In food science, the secondary structure of proteins is crucial as it affects the nutritional value and texture of foods by strengthening their thermal stability and influencing their digestibility, functional characteristics and the bioavailability of amino acids [54]. Consequently, the amide I region of the ATR-FTIR spectra of the plant-based beverage samples was examined to clarify the secondary structures of the proteins and assess their differences.

Table 5. Proportion (%) of proteins’ secondary structure in plant-based beverages’ categories.

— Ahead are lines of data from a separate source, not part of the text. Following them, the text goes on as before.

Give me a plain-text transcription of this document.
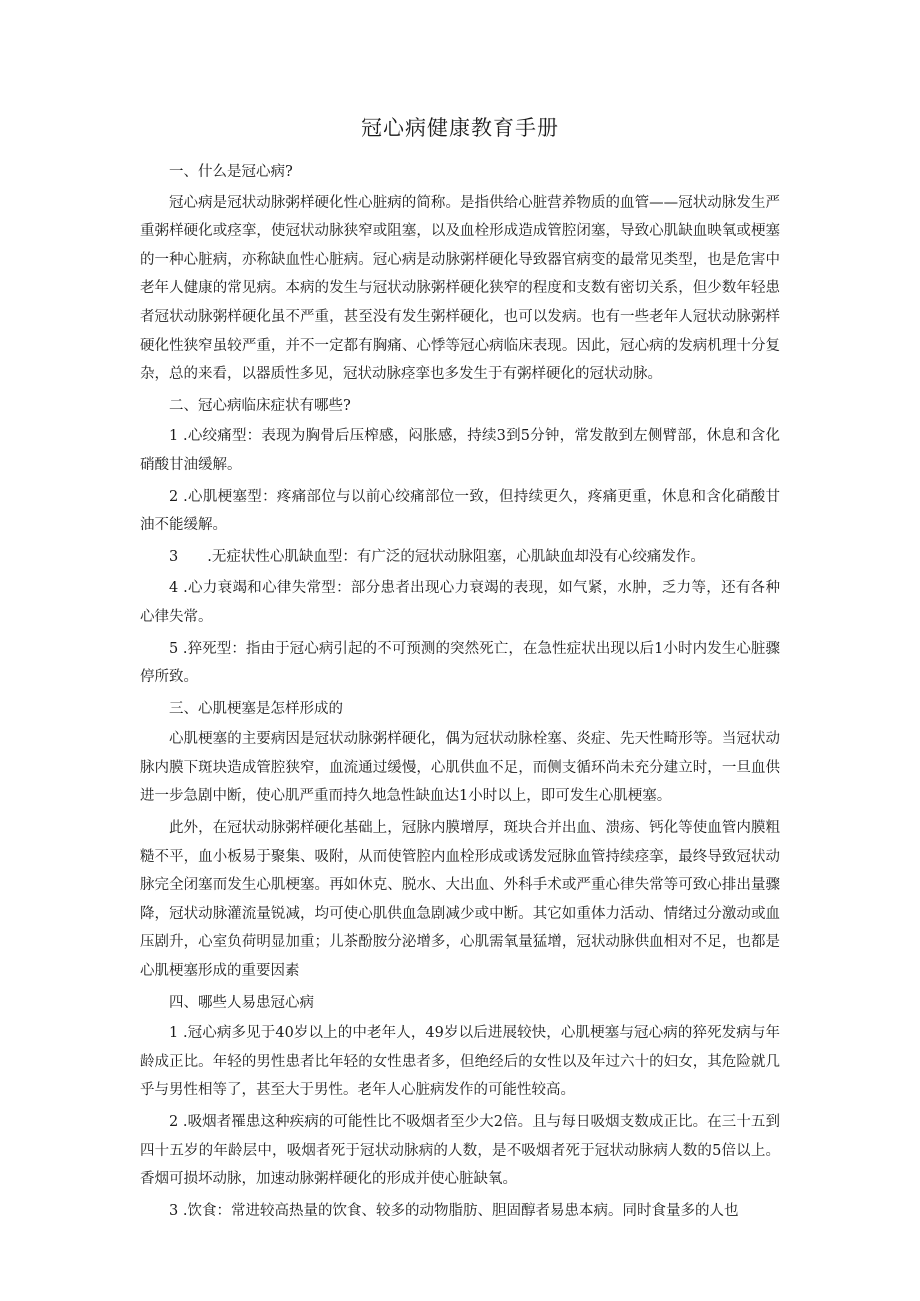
冠心病健康教育手册

一、什么是冠心病?

冠心病是冠状动脉粥样硬化性心脏病的简称。是指供给心脏营养物质的血管——冠状动脉发生严重粥样硬化或痉挛，使冠状动脉狭窄或阻塞，以及血栓形成造成管腔闭塞，导致心肌缺血映氧或梗塞的一种心脏病，亦称缺血性心脏病。冠心病是动脉粥样硬化导致器官病变的最常见类型，也是危害中老年人健康的常见病。本病的发生与冠状动脉粥样硬化狭窄的程度和支数有密切关系，但少数年轻患者冠状动脉粥样硬化虽不严重，甚至没有发生粥样硬化，也可以发病。也有一些老年人冠状动脉粥样硬化性狭窄虽较严重，并不一定都有胸痛、心悸等冠心病临床表现。因此，冠心病的发病机理十分复杂，总的来看，以器质性多见，冠状动脉痉挛也多发生于有粥样硬化的冠状动脉。

二、冠心病临床症状有哪些?

1 .心绞痛型：表现为胸骨后压榨感，闷胀感，持续3到5分钟，常发散到左侧臂部，休息和含化硝酸甘油缓解。

2 .心肌梗塞型：疼痛部位与以前心绞痛部位一致，但持续更久，疼痛更重，休息和含化硝酸甘油不能缓解。

3　　.无症状性心肌缺血型：有广泛的冠状动脉阻塞，心肌缺血却没有心绞痛发作。

4 .心力衰竭和心律失常型：部分患者出现心力衰竭的表现，如气紧，水肿，乏力等，还有各种心律失常。

5 .猝死型：指由于冠心病引起的不可预测的突然死亡，在急性症状出现以后1小时内发生心脏骤停所致。

三、心肌梗塞是怎样形成的

心肌梗塞的主要病因是冠状动脉粥样硬化，偶为冠状动脉栓塞、炎症、先天性畸形等。当冠状动脉内膜下斑块造成管腔狭窄，血流通过缓慢，心肌供血不足，而侧支循环尚未充分建立时，一旦血供进一步急剧中断，使心肌严重而持久地急性缺血达1小时以上，即可发生心肌梗塞。

此外，在冠状动脉粥样硬化基础上，冠脉内膜增厚，斑块合并出血、溃疡、钙化等使血管内膜粗糙不平，血小板易于聚集、吸附，从而使管腔内血栓形成或诱发冠脉血管持续痉挛，最终导致冠状动脉完全闭塞而发生心肌梗塞。再如休克、脱水、大出血、外科手术或严重心律失常等可致心排出量骤降，冠状动脉灌流量锐减，均可使心肌供血急剧减少或中断。其它如重体力活动、情绪过分激动或血压剧升，心室负荷明显加重；儿茶酚胺分泌增多，心肌需氧量猛增，冠状动脉供血相对不足，也都是心肌梗塞形成的重要因素

四、哪些人易患冠心病

1 .冠心病多见于40岁以上的中老年人，49岁以后进展较快，心肌梗塞与冠心病的猝死发病与年龄成正比。年轻的男性患者比年轻的女性患者多，但绝经后的女性以及年过六十的妇女，其危险就几乎与男性相等了，甚至大于男性。老年人心脏病发作的可能性较高。

2 .吸烟者罹患这种疾病的可能性比不吸烟者至少大2倍。且与每日吸烟支数成正比。在三十五到四十五岁的年龄层中，吸烟者死于冠状动脉病的人数，是不吸烟者死于冠状动脉病人数的5倍以上。香烟可损坏动脉，加速动脉粥样硬化的形成并使心脏缺氧。

3 .饮食：常进较高热量的饮食、较多的动物脂肪、胆固醇者易患本病。同时食量多的人也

Secondary Structure of Proteins (%)	Soy-Based Beverages	Rice-Based Beverages	Oats-Based Beverages	Brown Rice-Based Beverages	Almond-Based Beverages
β-parallel sheet (1610–1642 cm−1)	68.07 ± 3.37 aA	38.77 ± 1.11 bA	34.75 ± 2.47 cA	42.05 ± 1.05 dA	42.70 ± 2.34 dA
random coil (1642–1650 cm−1)	12.18 ± 1.58 aB	32.68 ± 1.40 bB	25.47 ± 1.50 cB	26.16 ± 1.57 cB	19.28 ± 1.80 dB
α-helix (1650–1660 cm−1)	12.20 ± 1.71 aB	17.01 ± 0.26 bC	24.58 ± 1.51 cB	16.81 ± 0.61 bC	20.26 ± 1.42 dB
β-turn (1660–1680 cm−1)	7.55 ± 0.87 aC	11.54 ± 0.52 bD	15.20 ± 1.08 cC	14.98 ± 1.37 cC	17.75 ± 0.82 dC

Statistically different values (p < 0.05) are indicated by different letters in the same row. Statistically different values (p < 0.05) are indicated by different capital letters in the same column.

presents the proportions of the secondary structures of the proteins found in the plant-based beverages, such as β-parallel sheet, random coil, α-helix and β-turn.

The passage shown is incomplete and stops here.